Elle ne dispense pas des préceptes à tout vent, elle n'est pas une prophète en son pays, ni même une prof en hérésie.
Liza bosse à La Dministration de mon ancienne école de commerce, à Reims.
Elle est chargée des Relations Entreprises mais aussi des Relations Menées à Terme.
Le Galopinisme est une conception de l'existence, une philosophie hédoniste et volontaire, animée par un esprit audacieux et indépendant qui se manifeste chez Mme Galopin au travers de... sa
MG.
En effet, vivre à Reims et rouler en cabriolet peut paraître inconcevable et saugrenu.
Mais n'est ce pas là, au contraire, le triomphe d'une pensée insouciante ?
Affirmons-le : c'est la victoire d'un esprit qui se rie des vicissitudes de l'existence,
un esprit conquérant et indépendant qui se moque du hasard et qui agit pour son plaisir sans penser aux cassandres qui balladent leur rigorisme stérile quant aux petits plaisirs de la vie...
Eh oui.
A Reims, au vu de la météo, particulièrement hasardeuse, rouler en cabriolet c'est faire preuve d'un esprit entreprenant et intrépide, hardi et courageux. C'est un acte politique fort qu'on envoie
aux esprits rabats joie et par trop pusillanimes. C'est faire preuve d'un optimisme, véhément et combattif, démontrer de son amour de la vie, de sa croyance en… des jours meilleurs.
Mieux.
Rouler en cabriolet c'est ouvrir les yeux chaque matin avec un espoir qui vous taquine les mirettes et vous laisse le souffle court… Un suspense haletant avant ce lever de rideau qu'est
l'ouverture du volet et le regard vers le ciel. C'est ça aussi le Galopinisme : être attentif à son environnement, guetter à chaque instant le petit rayon de soleil dans son existence et ouvrir son
cabriolet pour en profiter pleinement. Vivre au grand air, épris de liberté, et ne pas rester confiné dans les limites étriquées d'un habitacle exigu. Quelle leçon de vie nous avons là ! (les
esprits rigoureux, dégoutés par cette comparaison implicite et par mon enthousiasme sont priés de remballer leurs regards condescendants et leurs soupirs résignés)
Conclusion ?
Il est certain qu'en venant de Paris, par l'autoroute A4, le réchauffement climatique a du manquer de monnaie à la barrière de péage de Dormans parce qu'il n'est toujours pas arrivé. Du coup,
il fait toujours aussi froid à Reims Town.

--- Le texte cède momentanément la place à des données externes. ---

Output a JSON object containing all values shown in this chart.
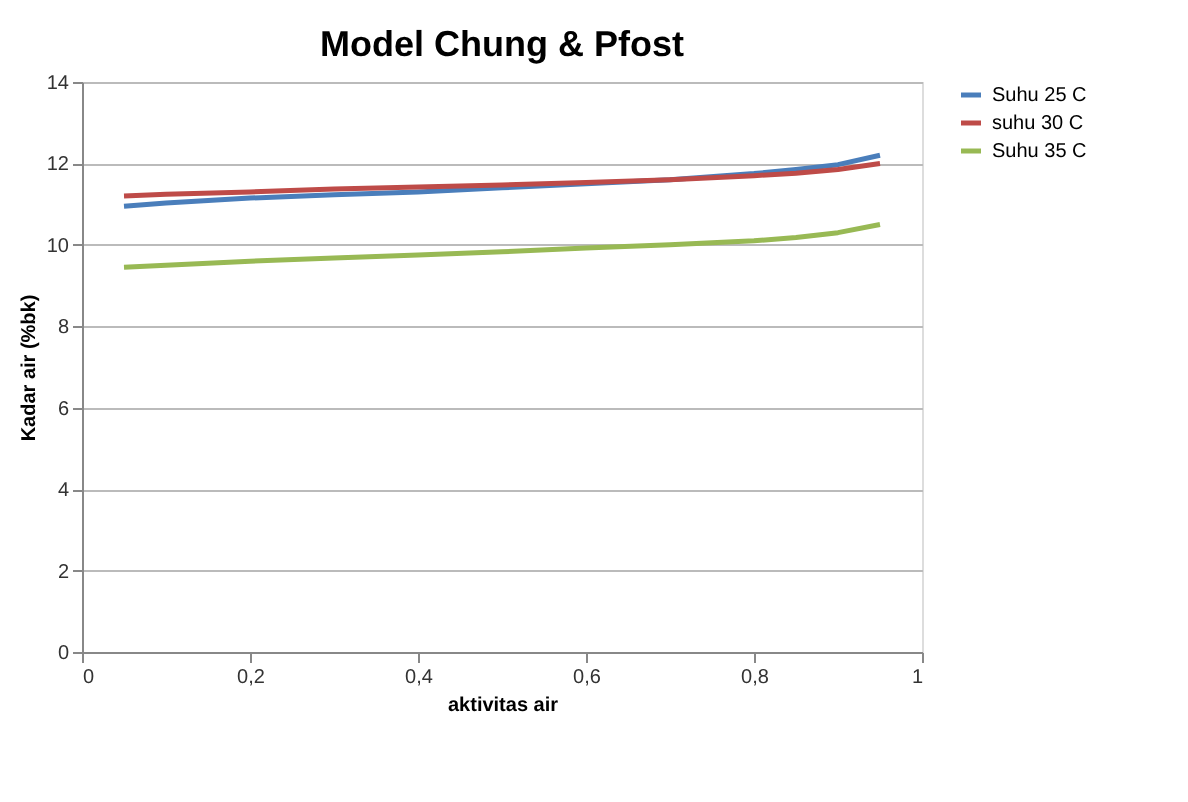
{
  "chart_data": {
    "type": "line",
    "title": "Model Chung & Pfost",
    "xlabel": "aktivitas air",
    "ylabel": "Kadar air (%bk)",
    "x": [
      0.05,
      0.1,
      0.2,
      0.3,
      0.4,
      0.5,
      0.6,
      0.7,
      0.8,
      0.85,
      0.9,
      0.95
    ],
    "series": [
      {
        "name": "Suhu 25 C",
        "color": "#4a7ebb",
        "values": [
          10.95,
          11.03,
          11.15,
          11.23,
          11.3,
          11.4,
          11.5,
          11.6,
          11.75,
          11.85,
          11.97,
          12.2
        ]
      },
      {
        "name": "suhu 30 C",
        "color": "#be4b48",
        "values": [
          11.2,
          11.24,
          11.3,
          11.37,
          11.42,
          11.47,
          11.53,
          11.6,
          11.7,
          11.76,
          11.85,
          12.0
        ]
      },
      {
        "name": "Suhu 35 C",
        "color": "#98b954",
        "values": [
          9.45,
          9.5,
          9.6,
          9.68,
          9.75,
          9.83,
          9.92,
          10.0,
          10.1,
          10.18,
          10.3,
          10.5
        ]
      }
    ],
    "xlim": [
      0,
      1
    ],
    "xticks": [
      0,
      {
        "value": 0.2,
        "label": "0,2"
      },
      {
        "value": 0.4,
        "label": "0,4"
      },
      {
        "value": 0.6,
        "label": "0,6"
      },
      {
        "value": 0.8,
        "label": "0,8"
      },
      1
    ],
    "ylim": [
      0,
      14
    ],
    "yticks": [
      0,
      2,
      4,
      6,
      8,
      10,
      12,
      14
    ],
    "grid": "y",
    "legend": "right",
    "marker": "none",
    "line_style": "solid"
  }
}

Mais s'il n'y avait que Reims...
A l'Ouest, rien de nouveau.
Le printemps est là mais il est bien caché.
Dans qq semaines, on verra de nouveau le soleil caresser nos mirettes, à la terrasse des cafés. De fait, je pense que je vais continuer à soupirer lorsque, assis dans mes bus, mes metros, mes RER,
je jetterai un oeil sur le traffic et que je verrai des gens, sclérosés, dans leurs cabriolets, fermés. Sous le Soleil...
Pour autant, dans un mois dans un an,
comment souffrirons-nous, Seigneur, que tant de mers me séparent de vous j'aurai le sourire lorsque je
croiserai Liza Galopin, un sourire qu'elle ne comprendra certainement pas, mais un sourire pour la remercier. Parce que l'imaginer dans son cabriolet ça m'apporte un peu de chaleur. Une raison
d'esperer. De continuer à faire des efforts. Elle ne saura jamais à quel point elle est un symbole pour un ancien étudiant à l'ouest qui n'a toujours pas compris la réalité sociale et l'art d'être
dans les petites cases qui rassurent ses concitoyens.
Je vous quitte sur cette réalité essentielle qui guide l'action de toute personne un peu entreprenante et que les propriétaires de cabriolet ont nécessairement exprimé un jour :
Il faut mieux avoir des remords que des regrets.